Brocade Fabric OS Encryption Administrator's Guide Supporting Fabric OS v6.2.0 (53-1001201-04, May 2009)

Encryption Administrator’s Guide 113

53-1001201-04

Key vault configuration

LKM Key vault High Availability handling

The NetApp LKM key vault supports HA capability where multiple LKM appliances can be clustered

together to provide HA failover/failback capabilities. This capability is not supported. The LKMs

should not be clustered, and if they are configured in cluster, that cluster should be broken. Both

LKMs must be registered and configured with the link keys before starting any crypto operations.

The following rules apply to key archival and retrieval operations in an HA key vault deployment

scenario:

• For key archival operations:

• Before the LKM key is used for cryptographic operations, the key is archived to both Key

Vaults (Primary and secondary). If either of them is not available, Key archival operations

will fail.

• If key archival fails because of key vault failure, an ERROR is logged.

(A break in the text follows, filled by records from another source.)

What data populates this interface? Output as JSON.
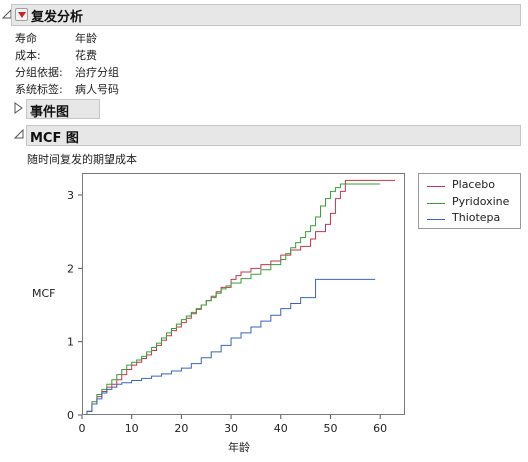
{
  "report": {
    "title": "复发分析",
    "info": [
      {
        "label": "寿命",
        "value": "年龄"
      },
      {
        "label": "成本:",
        "value": "花费"
      },
      {
        "label": "分组依据:",
        "value": "治疗分组"
      },
      {
        "label": "系统标签:",
        "value": "病人号码"
      }
    ]
  },
  "events_section": {
    "title": "事件图"
  },
  "mcf_section": {
    "title": "MCF 图",
    "subtitle": "随时间复发的期望成本"
  },
  "colors": {
    "Placebo": "#c8344b",
    "Pyridoxine": "#3a9d3a",
    "Thiotepa": "#3a64bc"
  },
  "chart_data": {
    "type": "line",
    "xlabel": "年龄",
    "ylabel": "MCF",
    "xlim": [
      0,
      65
    ],
    "ylim": [
      0,
      3.3
    ],
    "xticks": [
      0,
      10,
      20,
      30,
      40,
      50,
      60
    ],
    "yticks": [
      0,
      1,
      2,
      3
    ],
    "legend_position": "right",
    "series": [
      {
        "name": "Placebo",
        "color": "#c8344b",
        "x": [
          1,
          2,
          3,
          4,
          5,
          6,
          7,
          8,
          9,
          10,
          11,
          12,
          13,
          14,
          15,
          16,
          17,
          18,
          19,
          20,
          21,
          22,
          23,
          24,
          25,
          26,
          27,
          28,
          30,
          31,
          32,
          34,
          36,
          38,
          40,
          42,
          44,
          46,
          47,
          49,
          50,
          51,
          52,
          53,
          63
        ],
        "y": [
          0.05,
          0.15,
          0.25,
          0.32,
          0.38,
          0.42,
          0.48,
          0.55,
          0.62,
          0.68,
          0.72,
          0.77,
          0.82,
          0.88,
          0.95,
          1.02,
          1.08,
          1.15,
          1.2,
          1.26,
          1.32,
          1.38,
          1.44,
          1.5,
          1.56,
          1.62,
          1.68,
          1.74,
          1.85,
          1.9,
          1.95,
          2.0,
          2.05,
          2.1,
          2.18,
          2.25,
          2.3,
          2.4,
          2.5,
          2.6,
          2.75,
          2.95,
          3.05,
          3.2,
          3.2
        ]
      },
      {
        "name": "Pyridoxine",
        "color": "#3a9d3a",
        "x": [
          1,
          2,
          3,
          4,
          5,
          6,
          7,
          8,
          9,
          10,
          11,
          12,
          13,
          14,
          15,
          16,
          17,
          18,
          19,
          20,
          21,
          22,
          23,
          24,
          25,
          26,
          27,
          28,
          29,
          30,
          32,
          34,
          36,
          38,
          40,
          41,
          42,
          43,
          44,
          45,
          46,
          47,
          48,
          49,
          50,
          51,
          52,
          60
        ],
        "y": [
          0.05,
          0.18,
          0.28,
          0.35,
          0.42,
          0.48,
          0.55,
          0.62,
          0.68,
          0.72,
          0.75,
          0.8,
          0.86,
          0.92,
          0.98,
          1.05,
          1.12,
          1.18,
          1.24,
          1.3,
          1.35,
          1.4,
          1.45,
          1.5,
          1.56,
          1.6,
          1.66,
          1.72,
          1.76,
          1.8,
          1.86,
          1.92,
          1.98,
          2.05,
          2.12,
          2.2,
          2.28,
          2.35,
          2.42,
          2.5,
          2.58,
          2.7,
          2.85,
          2.95,
          3.05,
          3.1,
          3.15,
          3.15
        ]
      },
      {
        "name": "Thiotepa",
        "color": "#3a64bc",
        "x": [
          1,
          2,
          3,
          4,
          5,
          6,
          7,
          8,
          10,
          12,
          14,
          16,
          18,
          20,
          22,
          24,
          26,
          28,
          30,
          32,
          34,
          36,
          38,
          40,
          42,
          44,
          47,
          52,
          59
        ],
        "y": [
          0.05,
          0.15,
          0.22,
          0.3,
          0.35,
          0.38,
          0.42,
          0.44,
          0.47,
          0.5,
          0.53,
          0.56,
          0.6,
          0.64,
          0.7,
          0.78,
          0.86,
          0.95,
          1.05,
          1.12,
          1.2,
          1.28,
          1.36,
          1.45,
          1.52,
          1.6,
          1.85,
          1.85,
          1.85
        ]
      }
    ]
  }
}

• For key retrieval operations:

• Key retrieval operations are requested from either the primary or secondary LKM,

whichever is operational and reachable from the encryption switch or blade.

In the event of a fatal key vault error, replace the failed LKM and link the replacement LKM to the

existing LKM. After key synchronization has reached 100%, the LKM cluster must be broken. Refer

to the LKM product documentation for further information on replacing a failed LKM.